Absent the use of that law, the court said there was no other way for the federal government to be involved with the growth, use and/or transfer of marijuana which was occurring exclusively within the State of California. The “…intrastate, noncommercial, possession and use of marijuana for personal medical purposes on the advice of a physician…” is different from drug trafficking and is beyond the reach of the federal government’s power to regulate interstate commerce. (Two months ago, the U.S. Justice Department asked the high court to accept the case for review and reverse the 9th Circuit’s decision. The Supreme Court is currently deciding whether to review the case and may decide as soon as today, June 28, 2004.)

Add all of those cases together and it brings us to this point in time and the advent of medical marijuana distribution centers.


It is important for all cities and counties to have in their zoning ordinances sections applying to these specific enterprises.

Attached are copies of ordinances generated by the City of Roseville and the City of Jackson, in their attempts to reasonably regulate the location, hours of service, amount of product to be distributed, etc. in centers opening facilities in their city. (We want to thank Roseville Police Chief Joel Neves and Jackson Police Chief Scott Morrison for their assistance in this matter and for their permitting us to share this information with all of you.)

Obviously, each city and county must have its own city attorney or county counsel draft an ordinance to meet the specific needs and legal regulations of it’s own jurisdiction.
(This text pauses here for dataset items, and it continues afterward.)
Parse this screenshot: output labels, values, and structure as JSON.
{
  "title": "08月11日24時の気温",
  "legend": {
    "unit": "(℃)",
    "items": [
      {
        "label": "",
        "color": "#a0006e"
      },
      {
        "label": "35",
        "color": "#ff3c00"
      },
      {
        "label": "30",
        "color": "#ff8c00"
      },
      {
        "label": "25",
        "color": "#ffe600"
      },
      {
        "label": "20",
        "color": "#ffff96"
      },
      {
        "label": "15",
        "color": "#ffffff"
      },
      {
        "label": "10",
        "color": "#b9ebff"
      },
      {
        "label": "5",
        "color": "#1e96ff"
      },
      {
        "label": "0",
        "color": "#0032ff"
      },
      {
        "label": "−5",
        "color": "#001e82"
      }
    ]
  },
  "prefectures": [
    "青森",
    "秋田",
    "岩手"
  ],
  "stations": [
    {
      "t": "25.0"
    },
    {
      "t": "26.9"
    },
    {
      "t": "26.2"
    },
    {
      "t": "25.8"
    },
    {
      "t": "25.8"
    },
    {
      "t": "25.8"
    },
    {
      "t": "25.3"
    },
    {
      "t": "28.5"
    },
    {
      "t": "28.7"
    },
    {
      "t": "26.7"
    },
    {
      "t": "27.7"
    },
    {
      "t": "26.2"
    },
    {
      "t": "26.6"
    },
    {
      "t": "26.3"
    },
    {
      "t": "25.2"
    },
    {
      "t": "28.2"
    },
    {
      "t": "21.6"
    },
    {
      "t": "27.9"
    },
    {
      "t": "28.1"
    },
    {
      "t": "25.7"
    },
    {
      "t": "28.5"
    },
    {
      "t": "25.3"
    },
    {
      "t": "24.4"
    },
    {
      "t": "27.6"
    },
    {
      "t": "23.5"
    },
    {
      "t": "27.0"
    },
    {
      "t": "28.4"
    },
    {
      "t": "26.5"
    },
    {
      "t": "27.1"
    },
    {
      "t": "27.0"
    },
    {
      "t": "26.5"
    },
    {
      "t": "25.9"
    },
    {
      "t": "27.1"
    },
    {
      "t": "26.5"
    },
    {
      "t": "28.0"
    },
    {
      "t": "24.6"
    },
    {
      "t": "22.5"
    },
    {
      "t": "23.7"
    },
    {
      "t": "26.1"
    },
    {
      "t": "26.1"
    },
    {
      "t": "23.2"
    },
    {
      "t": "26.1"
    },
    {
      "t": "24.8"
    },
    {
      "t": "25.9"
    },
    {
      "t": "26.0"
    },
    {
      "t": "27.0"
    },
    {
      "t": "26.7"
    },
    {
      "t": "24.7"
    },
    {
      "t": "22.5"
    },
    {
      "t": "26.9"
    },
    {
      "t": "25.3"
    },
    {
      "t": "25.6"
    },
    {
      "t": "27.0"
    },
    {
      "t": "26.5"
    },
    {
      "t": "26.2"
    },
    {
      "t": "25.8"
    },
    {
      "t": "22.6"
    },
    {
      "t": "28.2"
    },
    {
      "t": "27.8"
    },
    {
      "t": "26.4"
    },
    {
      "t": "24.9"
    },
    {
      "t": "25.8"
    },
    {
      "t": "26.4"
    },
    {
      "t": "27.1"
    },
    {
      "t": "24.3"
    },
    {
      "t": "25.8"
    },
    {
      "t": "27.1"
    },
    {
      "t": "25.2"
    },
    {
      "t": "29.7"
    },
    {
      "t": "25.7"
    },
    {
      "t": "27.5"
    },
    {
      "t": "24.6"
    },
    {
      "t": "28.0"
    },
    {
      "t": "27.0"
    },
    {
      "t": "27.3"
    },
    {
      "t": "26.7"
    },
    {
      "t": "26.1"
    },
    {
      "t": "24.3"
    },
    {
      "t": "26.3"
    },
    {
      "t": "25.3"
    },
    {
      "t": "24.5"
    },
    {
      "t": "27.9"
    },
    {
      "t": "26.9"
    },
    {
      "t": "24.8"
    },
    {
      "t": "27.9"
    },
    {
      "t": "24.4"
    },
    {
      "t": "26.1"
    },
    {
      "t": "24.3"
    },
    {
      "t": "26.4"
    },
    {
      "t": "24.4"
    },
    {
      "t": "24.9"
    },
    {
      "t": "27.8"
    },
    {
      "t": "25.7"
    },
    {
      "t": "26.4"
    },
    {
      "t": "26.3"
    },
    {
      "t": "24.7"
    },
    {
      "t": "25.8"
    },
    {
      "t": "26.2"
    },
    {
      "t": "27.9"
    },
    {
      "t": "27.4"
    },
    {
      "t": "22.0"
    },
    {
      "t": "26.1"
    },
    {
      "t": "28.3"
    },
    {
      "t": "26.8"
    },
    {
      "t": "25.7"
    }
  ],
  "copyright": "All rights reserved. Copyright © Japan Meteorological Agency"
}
Providing these samples is not meant as an endorsement of the language or provisions of the respective ordinances. Our sole purpose is to provide examples of what has already been done. The legality of the provisions must be determined by your city and/or county’s legal counsel.

Bare in mind, however, that absent some type of ordinance being in place, the ability of any jurisdiction to reasonably regulate, what Roseville refers to as, a “sole source pharmacy,” within its city limits would be significantly limited.